Separately, the RBI has proposed to apply the current regulations for online payment aggregators to offline entities as well. The current regulations, introduced in March 2020, require online payment aggregators to maintain certain capital requirements, mechanism to prevent frauds, and management of settlement and escrow accounts.
“Keeping in view the similar nature of activities undertaken by online and offline PAs, it is proposed to apply the current regulations to offline PAs as well,” the central bank said.
The move will aid in ensuring oversight on merchant discount rates (MDRs), improving consumers’ dispute-resolution processes and normalising the digital payment experience, Muralidharan Srinivasan, head of payments of APMEA region, at US-based fintech firm FIS, said. Additionally, the decision will lead to convergence on standards of data collection and storage, at a time when card and UPI payments are on the rise, Dewang Neralla, CEO of payments startup NTT DATA Payment Services India, said.

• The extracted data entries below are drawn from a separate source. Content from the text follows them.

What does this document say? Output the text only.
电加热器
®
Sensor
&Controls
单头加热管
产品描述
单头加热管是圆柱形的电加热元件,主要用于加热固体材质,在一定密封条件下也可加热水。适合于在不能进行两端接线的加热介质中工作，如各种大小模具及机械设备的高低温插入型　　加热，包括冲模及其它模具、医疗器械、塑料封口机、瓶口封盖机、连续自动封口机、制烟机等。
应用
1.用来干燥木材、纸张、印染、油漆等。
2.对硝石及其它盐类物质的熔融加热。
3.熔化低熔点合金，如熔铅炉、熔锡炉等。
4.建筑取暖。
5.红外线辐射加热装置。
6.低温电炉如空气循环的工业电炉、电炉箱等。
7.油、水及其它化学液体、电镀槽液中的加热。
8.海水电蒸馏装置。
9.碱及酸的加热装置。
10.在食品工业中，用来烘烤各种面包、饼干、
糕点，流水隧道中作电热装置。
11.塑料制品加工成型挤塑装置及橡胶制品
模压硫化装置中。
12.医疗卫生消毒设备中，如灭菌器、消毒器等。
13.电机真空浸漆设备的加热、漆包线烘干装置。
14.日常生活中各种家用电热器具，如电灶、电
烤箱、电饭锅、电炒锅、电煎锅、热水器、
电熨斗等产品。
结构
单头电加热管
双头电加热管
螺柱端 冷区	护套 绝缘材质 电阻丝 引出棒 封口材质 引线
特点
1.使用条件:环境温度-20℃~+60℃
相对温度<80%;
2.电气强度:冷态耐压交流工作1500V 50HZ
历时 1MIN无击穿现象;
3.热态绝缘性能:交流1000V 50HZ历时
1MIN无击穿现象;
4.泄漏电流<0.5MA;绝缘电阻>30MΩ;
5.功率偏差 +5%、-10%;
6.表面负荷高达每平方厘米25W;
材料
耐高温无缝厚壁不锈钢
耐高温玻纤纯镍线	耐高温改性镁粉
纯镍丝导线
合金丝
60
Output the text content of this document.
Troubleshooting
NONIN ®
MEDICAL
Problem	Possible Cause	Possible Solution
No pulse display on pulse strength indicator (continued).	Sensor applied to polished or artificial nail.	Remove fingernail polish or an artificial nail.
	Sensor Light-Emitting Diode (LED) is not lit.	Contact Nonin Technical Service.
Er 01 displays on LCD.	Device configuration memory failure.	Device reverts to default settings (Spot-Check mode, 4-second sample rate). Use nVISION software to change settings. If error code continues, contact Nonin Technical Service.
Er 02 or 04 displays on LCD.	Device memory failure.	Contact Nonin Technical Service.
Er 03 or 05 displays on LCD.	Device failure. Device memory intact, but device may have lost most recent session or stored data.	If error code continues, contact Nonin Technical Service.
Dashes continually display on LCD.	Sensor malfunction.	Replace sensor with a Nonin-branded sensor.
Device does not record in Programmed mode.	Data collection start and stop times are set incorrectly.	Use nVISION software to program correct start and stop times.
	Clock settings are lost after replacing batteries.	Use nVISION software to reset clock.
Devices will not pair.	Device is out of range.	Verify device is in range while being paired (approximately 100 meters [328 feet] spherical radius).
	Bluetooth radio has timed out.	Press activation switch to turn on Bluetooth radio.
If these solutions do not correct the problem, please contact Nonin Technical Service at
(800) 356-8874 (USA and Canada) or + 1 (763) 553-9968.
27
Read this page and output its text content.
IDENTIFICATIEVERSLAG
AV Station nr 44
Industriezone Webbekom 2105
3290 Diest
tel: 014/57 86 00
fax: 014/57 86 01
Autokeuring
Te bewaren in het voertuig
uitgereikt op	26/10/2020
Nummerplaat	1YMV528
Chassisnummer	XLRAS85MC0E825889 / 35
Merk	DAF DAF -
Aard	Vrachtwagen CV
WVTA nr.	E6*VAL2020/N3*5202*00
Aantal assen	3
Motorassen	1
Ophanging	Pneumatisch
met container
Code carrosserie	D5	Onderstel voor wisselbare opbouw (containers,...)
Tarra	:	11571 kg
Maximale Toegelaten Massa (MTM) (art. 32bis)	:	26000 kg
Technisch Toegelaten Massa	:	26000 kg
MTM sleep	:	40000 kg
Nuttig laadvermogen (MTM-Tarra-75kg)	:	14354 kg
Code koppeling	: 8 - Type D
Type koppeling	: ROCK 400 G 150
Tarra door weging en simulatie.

Lastly, the RBI will also introduce a framework for securitisation of stressed assets, similar to the framework for standard assets. The central bank will issue a discussion paper on the proposed framework, inviting comments on certain aspects. Currently, securitisation of non-performing assets is done under the Securitisation and Reconstruction of Financial Assets and Enforcement of Security Interest (SARFAESI) Act, through asset reconstruction companies.